Metrics are useful, but not by themselves. Measuring sales progress by metrics alone can be discouraging, because when it comes down to it, those numbers are usually not adequate reflections of the entire sales process.

When I worked in a call center for a college, I would check periodically to see how many calls I was making per shift. We were encouraged to make upwards of 40 or 50 calls in a night. I thought looking over my metrics would give me some incentive when things seemed to be slow. Sometimes it did, but more often than not it didn't change how I was doing my job. And I soon realized those numbers weren't reflective of how well I did my job.

Because in a call center, as with many other sales methods, successful calls and conversations are also the most time-consuming. The more interested a prospect is, the more questions they are likely to ask. The sales process takes time, as does moving the prospect forward in the pipeline. So a night of more successful calls for me actually meant that my metrics looked worse. My conversations were more promising and I was more productive, but my metrics didn’t always correlate with that.

Measuring progress, scoring leads, and meeting quotas are all important components of the sales process. That’s just it: all that number crunching is only a small fraction of sales strategy, and getting too obsessed with facts and figures will drive you just as crazy as a vampire hit with a pound of rice.

 

Progress Beyond Revenue

So, how do we measure sales progress and meet our goals without getting bogged down by lines on a graph?

Sales Management Group principal Peter Helmer encourages managers to look to sales activities rather than sales revenue. He explains that “revenue is a what, you want to know why.” And the why when it comes to sales output is the sales input: sales activities. Essentially, this entails the tasks that comprise the bulk of the sales pipeline, like meetings, calls, and documentation.

Thus, the key to tracking sales goals without hyper-focusing on revenue lies in tracking those sales activities. Activity tracking is easier than ever with a variety of technological resources, including software like Prodoscore. In fact, Prodoscore even takes sales activity data and generates a score based on which activities lead to revenue, just in case you still need the reassurance of numbers.

What You Learn Along the Way

Tracking activities may also seem too number-oriented for some. If that’s the case, then don’t worry, because there’s still more to freeing yourself from the shame of number-comparisons.

Activity tracking is a component of a larger strategy that is necessary for qualitatively measuring progress: sales coaching. A lot of sales managers check coaching off of their to-do list when all they’ve really done is hold quarterly progress meetings focusing on numbers, numbers, and more numbers. This is not only an improper reflection of progress but an incredibly ineffective coaching strategy.

If you’re paying attention to reps’ activity levels, then coaching comes easy. Coaching can be customized to the strengths and weaknesses of your team so that the sales process becomes less focused on numbers and more on cultivating excellent salespeople along the way.
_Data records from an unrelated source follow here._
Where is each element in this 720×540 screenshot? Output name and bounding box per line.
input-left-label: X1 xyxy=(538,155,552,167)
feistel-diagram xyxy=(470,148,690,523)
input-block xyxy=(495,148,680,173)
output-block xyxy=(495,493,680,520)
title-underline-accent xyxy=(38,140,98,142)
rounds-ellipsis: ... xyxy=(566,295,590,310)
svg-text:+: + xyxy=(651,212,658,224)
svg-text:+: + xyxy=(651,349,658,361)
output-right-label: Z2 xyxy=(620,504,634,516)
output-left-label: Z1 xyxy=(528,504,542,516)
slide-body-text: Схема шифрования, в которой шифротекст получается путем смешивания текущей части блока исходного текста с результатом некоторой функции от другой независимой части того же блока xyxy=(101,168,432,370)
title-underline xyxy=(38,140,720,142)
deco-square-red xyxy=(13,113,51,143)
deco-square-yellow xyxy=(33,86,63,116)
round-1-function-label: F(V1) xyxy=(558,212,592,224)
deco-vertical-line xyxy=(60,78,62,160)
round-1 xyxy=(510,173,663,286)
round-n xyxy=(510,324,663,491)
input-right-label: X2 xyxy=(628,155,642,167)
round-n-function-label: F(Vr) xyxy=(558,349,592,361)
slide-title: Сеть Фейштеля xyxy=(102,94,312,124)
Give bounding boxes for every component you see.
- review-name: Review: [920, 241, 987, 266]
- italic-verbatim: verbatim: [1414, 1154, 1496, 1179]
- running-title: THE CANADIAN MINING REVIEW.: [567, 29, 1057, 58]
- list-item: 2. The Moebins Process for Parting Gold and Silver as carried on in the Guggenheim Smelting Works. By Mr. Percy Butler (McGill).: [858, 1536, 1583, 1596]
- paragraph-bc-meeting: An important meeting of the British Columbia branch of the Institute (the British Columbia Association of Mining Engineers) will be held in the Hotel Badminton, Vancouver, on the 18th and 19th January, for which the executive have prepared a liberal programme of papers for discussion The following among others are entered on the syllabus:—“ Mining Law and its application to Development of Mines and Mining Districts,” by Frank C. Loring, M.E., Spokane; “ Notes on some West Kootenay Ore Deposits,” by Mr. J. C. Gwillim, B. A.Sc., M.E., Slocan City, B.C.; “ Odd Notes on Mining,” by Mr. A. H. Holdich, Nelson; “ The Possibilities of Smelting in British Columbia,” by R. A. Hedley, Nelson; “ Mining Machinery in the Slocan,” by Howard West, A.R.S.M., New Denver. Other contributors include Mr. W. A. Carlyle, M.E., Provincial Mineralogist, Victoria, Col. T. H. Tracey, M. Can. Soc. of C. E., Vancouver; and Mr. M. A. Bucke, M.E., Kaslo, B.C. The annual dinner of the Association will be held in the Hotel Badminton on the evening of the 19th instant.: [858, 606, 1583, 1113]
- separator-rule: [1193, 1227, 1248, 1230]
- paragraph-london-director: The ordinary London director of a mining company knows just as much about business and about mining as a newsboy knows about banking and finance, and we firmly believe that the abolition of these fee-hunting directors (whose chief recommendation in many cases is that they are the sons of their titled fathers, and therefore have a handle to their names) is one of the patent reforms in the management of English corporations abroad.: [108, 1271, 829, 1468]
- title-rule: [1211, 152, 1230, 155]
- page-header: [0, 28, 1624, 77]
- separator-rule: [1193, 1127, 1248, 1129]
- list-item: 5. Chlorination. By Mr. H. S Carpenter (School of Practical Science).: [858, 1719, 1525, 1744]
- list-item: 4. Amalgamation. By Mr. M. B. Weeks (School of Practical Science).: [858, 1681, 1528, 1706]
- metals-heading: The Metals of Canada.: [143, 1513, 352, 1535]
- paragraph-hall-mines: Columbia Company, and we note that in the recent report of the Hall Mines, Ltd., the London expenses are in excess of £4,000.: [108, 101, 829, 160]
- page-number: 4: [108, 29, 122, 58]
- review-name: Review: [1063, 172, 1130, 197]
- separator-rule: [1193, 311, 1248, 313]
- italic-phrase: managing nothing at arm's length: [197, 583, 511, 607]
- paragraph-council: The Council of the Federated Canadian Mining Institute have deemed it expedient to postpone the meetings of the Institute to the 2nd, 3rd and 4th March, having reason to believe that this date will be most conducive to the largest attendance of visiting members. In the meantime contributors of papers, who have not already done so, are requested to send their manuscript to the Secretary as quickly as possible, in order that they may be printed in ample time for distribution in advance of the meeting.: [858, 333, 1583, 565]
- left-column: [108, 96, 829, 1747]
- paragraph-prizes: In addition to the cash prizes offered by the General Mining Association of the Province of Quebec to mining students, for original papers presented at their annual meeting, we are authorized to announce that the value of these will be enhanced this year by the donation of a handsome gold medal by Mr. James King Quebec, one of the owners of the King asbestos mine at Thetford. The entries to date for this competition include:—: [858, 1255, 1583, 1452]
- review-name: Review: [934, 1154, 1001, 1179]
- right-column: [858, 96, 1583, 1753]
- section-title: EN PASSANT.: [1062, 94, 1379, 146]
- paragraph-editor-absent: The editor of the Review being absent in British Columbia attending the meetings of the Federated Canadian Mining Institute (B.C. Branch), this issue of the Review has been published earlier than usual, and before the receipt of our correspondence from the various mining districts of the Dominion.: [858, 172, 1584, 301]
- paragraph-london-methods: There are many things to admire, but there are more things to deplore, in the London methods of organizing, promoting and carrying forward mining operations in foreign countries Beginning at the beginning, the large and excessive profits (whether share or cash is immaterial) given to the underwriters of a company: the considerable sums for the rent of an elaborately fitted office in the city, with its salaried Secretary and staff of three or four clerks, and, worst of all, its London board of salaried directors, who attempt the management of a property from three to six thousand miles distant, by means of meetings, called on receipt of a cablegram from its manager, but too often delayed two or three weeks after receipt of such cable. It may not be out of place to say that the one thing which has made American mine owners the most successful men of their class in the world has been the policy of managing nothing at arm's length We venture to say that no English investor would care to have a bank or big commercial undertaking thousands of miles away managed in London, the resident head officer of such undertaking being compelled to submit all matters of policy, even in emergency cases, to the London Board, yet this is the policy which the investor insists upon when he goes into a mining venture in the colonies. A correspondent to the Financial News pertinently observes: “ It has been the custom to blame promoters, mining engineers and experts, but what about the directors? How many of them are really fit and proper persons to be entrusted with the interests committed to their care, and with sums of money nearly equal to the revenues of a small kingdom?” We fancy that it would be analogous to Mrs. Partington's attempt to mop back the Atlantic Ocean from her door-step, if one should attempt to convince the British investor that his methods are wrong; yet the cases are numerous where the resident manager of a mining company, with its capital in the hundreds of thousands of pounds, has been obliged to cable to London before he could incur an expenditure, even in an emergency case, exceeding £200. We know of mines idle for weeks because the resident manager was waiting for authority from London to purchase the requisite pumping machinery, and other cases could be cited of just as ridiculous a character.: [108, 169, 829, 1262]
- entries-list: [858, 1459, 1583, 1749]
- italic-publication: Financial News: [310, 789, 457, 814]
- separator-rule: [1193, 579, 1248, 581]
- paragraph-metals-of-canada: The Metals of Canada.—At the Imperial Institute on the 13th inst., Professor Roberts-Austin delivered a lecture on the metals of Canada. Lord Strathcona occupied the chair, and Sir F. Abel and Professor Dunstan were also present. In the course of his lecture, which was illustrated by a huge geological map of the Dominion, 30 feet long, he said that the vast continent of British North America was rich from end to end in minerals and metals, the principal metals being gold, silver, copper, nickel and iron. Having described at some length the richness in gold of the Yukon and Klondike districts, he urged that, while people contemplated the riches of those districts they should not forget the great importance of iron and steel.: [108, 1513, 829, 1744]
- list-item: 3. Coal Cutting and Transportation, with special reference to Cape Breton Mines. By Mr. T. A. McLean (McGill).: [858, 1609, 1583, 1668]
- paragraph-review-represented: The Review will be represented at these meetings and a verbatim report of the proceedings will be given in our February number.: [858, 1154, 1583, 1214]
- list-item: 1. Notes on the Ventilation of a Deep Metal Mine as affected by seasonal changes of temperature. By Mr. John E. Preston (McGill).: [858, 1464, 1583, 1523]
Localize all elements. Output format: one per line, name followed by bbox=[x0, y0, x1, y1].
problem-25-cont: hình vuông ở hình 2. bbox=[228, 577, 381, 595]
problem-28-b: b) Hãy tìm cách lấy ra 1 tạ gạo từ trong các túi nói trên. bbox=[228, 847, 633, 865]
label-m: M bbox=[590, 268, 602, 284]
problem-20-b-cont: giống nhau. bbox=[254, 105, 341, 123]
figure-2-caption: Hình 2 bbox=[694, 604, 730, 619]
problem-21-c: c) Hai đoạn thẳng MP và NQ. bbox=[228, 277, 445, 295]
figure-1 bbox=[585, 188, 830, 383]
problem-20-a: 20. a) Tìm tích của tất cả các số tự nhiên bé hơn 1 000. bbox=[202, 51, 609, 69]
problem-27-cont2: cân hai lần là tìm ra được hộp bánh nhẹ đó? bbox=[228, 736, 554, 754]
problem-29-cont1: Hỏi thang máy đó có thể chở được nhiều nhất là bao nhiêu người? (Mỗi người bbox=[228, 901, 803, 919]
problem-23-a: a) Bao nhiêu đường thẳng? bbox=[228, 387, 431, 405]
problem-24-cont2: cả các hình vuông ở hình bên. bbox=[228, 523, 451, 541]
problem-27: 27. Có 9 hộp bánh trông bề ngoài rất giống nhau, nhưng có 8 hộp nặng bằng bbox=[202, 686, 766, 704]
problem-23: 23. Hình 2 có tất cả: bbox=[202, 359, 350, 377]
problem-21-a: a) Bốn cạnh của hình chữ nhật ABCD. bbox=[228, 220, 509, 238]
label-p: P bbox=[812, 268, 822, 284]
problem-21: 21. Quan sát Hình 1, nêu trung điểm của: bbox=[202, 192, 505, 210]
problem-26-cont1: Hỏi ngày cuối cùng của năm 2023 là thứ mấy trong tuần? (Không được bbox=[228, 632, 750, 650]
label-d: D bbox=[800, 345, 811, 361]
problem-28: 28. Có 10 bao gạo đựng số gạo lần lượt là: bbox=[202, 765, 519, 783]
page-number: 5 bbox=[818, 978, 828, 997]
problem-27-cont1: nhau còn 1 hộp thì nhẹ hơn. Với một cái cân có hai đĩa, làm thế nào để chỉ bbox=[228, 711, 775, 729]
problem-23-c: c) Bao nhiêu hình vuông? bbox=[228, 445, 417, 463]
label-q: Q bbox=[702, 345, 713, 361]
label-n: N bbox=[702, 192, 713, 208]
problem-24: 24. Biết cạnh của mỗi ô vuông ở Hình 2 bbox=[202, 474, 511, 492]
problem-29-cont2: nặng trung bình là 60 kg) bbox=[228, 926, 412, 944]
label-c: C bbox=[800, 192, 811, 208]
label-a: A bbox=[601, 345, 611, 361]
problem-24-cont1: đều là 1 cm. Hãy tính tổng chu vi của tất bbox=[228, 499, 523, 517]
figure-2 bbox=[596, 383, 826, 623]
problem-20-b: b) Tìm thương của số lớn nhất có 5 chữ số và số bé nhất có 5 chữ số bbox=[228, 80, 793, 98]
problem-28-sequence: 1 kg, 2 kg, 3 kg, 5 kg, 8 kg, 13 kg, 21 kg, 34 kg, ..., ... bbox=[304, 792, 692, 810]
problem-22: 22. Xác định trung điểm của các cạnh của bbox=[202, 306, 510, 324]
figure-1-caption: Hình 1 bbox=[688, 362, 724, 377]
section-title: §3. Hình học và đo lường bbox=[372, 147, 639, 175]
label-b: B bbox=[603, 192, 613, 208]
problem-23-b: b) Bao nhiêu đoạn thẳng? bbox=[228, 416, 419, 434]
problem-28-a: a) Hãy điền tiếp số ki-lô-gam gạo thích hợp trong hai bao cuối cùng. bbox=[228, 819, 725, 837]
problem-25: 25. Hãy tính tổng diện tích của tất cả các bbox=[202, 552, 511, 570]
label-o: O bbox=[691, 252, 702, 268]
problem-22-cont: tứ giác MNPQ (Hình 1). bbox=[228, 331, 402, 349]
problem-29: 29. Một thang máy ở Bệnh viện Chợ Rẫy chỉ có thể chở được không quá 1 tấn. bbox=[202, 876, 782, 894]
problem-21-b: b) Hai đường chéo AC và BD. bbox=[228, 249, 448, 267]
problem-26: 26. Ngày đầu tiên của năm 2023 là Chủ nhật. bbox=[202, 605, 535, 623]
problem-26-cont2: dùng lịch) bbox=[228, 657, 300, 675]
For example, instead of just asking a rep to make more calls, you can help them reorganize their daily activities to help them be more productive.

 

Don’t Let Success Get Away

Sales strategy based on revenue alone is like counting grains of rice. It wastes your time while opportunities prematurely expire in the pipeline. Take a holistic approach to measuring progress by focusing on not just sales results, but sales activity levels. If you only encourage your reps to have quick wins, they’re going to let the deals that seem harder pass them by. Or, they’ll fight over the best leads.

Utilize what you learn from your activity levels to build a coaching strategy that builds a successful team, regardless of the revenue stream. Soon enough, your revenue stream will benefit, too.